NOTE: This capability increases the token usage of the agent, as it uses TextAnalyzerAgent to analyze every message received by the agent.

Example:

```python
import autogen
from autogen.agentchat.contrib.capabilities.image_generation import ImageGeneration

# Assuming you have llm configs configured for the LLMs you want to use and Dalle.
# Create the agent
agent = autogen.ConversableAgent(
name="dalle", llm_config={...}, max_consecutive_auto_reply=3, human_input_mode="NEVER"
)

# Create an ImageGenerator with desired settings
dalle_gen = generate_images.DalleImageGenerator(llm_config={...})

# Add the ImageGeneration capability to the agent
agent.add_capability(ImageGeneration(image_generator=dalle_gen))
```

__init__

def __init__(image_generator: ImageGenerator,
cache: Optional[AbstractCache] = None,
text_analyzer_llm_config: Optional[Dict] = None,
text_analyzer_instructions: str = PROMPT_INSTRUCTIONS,
verbosity: int = 0,
register_reply_position: int = 2)

Arguments:

  • image_generator ImageGenerator - The image generator you would like to use to generate images.
  • cache None or AbstractCache - The cache client to use to store and retrieve generated images.

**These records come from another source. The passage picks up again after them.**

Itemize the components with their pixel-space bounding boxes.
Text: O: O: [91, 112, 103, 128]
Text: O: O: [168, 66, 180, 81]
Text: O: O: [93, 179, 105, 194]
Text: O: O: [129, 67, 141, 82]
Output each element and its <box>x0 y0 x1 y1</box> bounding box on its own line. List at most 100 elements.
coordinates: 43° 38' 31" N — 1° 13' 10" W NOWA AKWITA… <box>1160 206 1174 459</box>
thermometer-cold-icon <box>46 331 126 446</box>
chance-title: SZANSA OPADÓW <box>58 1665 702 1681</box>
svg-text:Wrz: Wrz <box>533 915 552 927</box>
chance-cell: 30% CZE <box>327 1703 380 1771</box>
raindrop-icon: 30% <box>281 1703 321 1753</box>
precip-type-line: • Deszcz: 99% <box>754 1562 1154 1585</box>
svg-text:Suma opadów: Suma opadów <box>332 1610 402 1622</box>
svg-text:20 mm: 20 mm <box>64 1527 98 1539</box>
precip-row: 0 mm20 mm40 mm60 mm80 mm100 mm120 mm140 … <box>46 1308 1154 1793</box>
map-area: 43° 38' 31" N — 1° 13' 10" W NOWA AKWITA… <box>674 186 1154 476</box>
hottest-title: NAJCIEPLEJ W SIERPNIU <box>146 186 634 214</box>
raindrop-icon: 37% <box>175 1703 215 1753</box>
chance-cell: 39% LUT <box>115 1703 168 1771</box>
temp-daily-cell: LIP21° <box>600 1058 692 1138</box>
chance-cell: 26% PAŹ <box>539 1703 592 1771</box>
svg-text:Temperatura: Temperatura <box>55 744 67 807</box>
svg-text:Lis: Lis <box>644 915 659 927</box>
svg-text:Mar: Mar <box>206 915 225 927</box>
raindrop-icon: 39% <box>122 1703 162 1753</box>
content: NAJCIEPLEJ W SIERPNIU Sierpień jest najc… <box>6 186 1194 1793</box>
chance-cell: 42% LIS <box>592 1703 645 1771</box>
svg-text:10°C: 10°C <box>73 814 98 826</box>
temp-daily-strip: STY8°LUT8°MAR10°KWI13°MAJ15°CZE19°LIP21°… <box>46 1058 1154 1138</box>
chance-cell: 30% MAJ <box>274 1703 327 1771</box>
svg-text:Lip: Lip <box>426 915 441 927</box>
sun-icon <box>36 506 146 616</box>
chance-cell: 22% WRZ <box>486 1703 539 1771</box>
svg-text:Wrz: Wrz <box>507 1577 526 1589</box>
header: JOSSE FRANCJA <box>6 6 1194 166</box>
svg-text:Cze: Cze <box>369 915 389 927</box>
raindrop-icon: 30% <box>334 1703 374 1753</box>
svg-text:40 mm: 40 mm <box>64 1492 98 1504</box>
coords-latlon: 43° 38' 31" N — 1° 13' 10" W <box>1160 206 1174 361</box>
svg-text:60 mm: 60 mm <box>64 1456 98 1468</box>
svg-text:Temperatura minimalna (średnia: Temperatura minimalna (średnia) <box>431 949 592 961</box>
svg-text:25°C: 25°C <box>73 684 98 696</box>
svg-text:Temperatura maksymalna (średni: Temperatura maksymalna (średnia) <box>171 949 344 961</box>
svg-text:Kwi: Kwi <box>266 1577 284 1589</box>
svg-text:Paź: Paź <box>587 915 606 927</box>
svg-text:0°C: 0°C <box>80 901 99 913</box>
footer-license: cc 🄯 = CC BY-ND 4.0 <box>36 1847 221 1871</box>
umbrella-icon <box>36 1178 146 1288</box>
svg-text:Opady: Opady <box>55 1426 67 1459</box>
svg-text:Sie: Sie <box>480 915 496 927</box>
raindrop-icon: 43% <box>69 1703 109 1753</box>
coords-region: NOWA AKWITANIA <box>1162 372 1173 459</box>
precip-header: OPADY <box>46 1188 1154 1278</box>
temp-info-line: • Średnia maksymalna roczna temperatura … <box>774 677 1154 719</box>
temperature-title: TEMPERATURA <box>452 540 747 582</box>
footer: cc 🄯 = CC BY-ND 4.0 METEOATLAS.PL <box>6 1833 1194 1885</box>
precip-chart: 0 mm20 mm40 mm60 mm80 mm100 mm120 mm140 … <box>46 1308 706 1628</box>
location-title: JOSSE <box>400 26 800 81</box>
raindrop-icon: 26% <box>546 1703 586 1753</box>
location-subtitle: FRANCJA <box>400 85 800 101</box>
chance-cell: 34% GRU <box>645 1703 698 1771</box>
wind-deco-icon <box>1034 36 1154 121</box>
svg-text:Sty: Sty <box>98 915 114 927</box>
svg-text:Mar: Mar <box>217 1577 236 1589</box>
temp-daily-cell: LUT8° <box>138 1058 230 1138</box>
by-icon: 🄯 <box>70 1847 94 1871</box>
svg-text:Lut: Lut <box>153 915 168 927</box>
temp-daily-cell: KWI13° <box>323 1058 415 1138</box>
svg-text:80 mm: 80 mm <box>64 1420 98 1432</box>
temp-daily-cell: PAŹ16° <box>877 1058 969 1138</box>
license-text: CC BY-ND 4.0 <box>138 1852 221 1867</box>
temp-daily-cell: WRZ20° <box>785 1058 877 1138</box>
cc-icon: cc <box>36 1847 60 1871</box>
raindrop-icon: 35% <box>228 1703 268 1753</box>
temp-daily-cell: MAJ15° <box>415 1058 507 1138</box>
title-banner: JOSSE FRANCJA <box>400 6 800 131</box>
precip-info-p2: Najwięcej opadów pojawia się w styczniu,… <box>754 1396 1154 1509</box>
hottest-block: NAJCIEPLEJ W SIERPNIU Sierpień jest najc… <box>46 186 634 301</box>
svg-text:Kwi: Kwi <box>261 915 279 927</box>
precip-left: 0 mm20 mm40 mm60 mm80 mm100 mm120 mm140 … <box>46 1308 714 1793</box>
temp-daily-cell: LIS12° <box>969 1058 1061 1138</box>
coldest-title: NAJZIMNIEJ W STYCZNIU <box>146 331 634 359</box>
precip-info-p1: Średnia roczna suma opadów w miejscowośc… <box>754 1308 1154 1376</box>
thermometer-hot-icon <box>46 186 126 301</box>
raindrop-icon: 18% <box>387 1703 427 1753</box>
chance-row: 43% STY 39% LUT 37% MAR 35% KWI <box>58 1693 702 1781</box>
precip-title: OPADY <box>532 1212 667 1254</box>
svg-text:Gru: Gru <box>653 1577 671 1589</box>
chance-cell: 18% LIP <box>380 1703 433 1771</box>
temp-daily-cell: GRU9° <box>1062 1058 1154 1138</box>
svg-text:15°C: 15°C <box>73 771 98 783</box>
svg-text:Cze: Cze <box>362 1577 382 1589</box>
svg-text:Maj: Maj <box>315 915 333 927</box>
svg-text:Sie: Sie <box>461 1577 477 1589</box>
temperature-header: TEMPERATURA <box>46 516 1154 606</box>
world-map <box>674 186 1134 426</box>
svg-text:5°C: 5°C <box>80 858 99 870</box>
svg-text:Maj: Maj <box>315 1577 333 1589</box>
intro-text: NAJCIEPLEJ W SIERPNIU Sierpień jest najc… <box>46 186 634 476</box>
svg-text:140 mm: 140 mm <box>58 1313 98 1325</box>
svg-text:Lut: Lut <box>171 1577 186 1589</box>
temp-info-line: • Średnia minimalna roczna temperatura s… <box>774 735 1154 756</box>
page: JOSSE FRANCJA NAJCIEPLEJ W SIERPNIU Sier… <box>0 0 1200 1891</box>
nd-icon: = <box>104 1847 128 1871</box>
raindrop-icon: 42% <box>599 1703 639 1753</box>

If None, no caching will be used.
  • text_analyzer_llm_config Dict or None - The LLM config for the text analyzer. If None, the LLM config will be retrieved from the agent you're adding the ability to.
  • text_analyzer_instructions str - Instructions provided to the TextAnalyzerAgent used to analyze incoming messages and extract the prompt for image generation. The default instructions focus on summarizing the prompt. You can customize the instructions to achieve more granular control over prompt extraction.
  • Example - 'Extract specific details from the message, like desired objects, styles, or backgrounds.'
  • verbosity int - The verbosity level. Defaults to 0 and must be greater than or equal to 0. The text analyzer llm calls will be silent if verbosity is less than 2.
  • register_reply_position int - The position of the reply function in the agent's list of reply functions. This capability registers a new reply function to handle messages with image generation requests. Defaults to 2 to place it after the check termination and human reply for a ConversableAgent.

add_to_agent

def add_to_agent(agent: ConversableAgent)

Adds the Image Generation capability to the specified ConversableAgent.

This function performs the following modifications to the agent:

  1. Registers a reply function: A new reply function is registered with the agent to handle messages that potentially request image generation. This function analyzes the message and triggers image generation if necessary.
  2. Creates an Agent (TextAnalyzerAgent): This is used to analyze messages for image generation requirements.
  3. Updates System Message: The agent's system message is updated to include a message indicating the capability to generate images has been added.
  4. Updates Description: The agent's description is updated to reflect the addition of the Image Generation capability. This might be helpful in certain use cases, like group chats.

Arguments:

  • agent ConversableAgent - The ConversableAgent to add the capability to.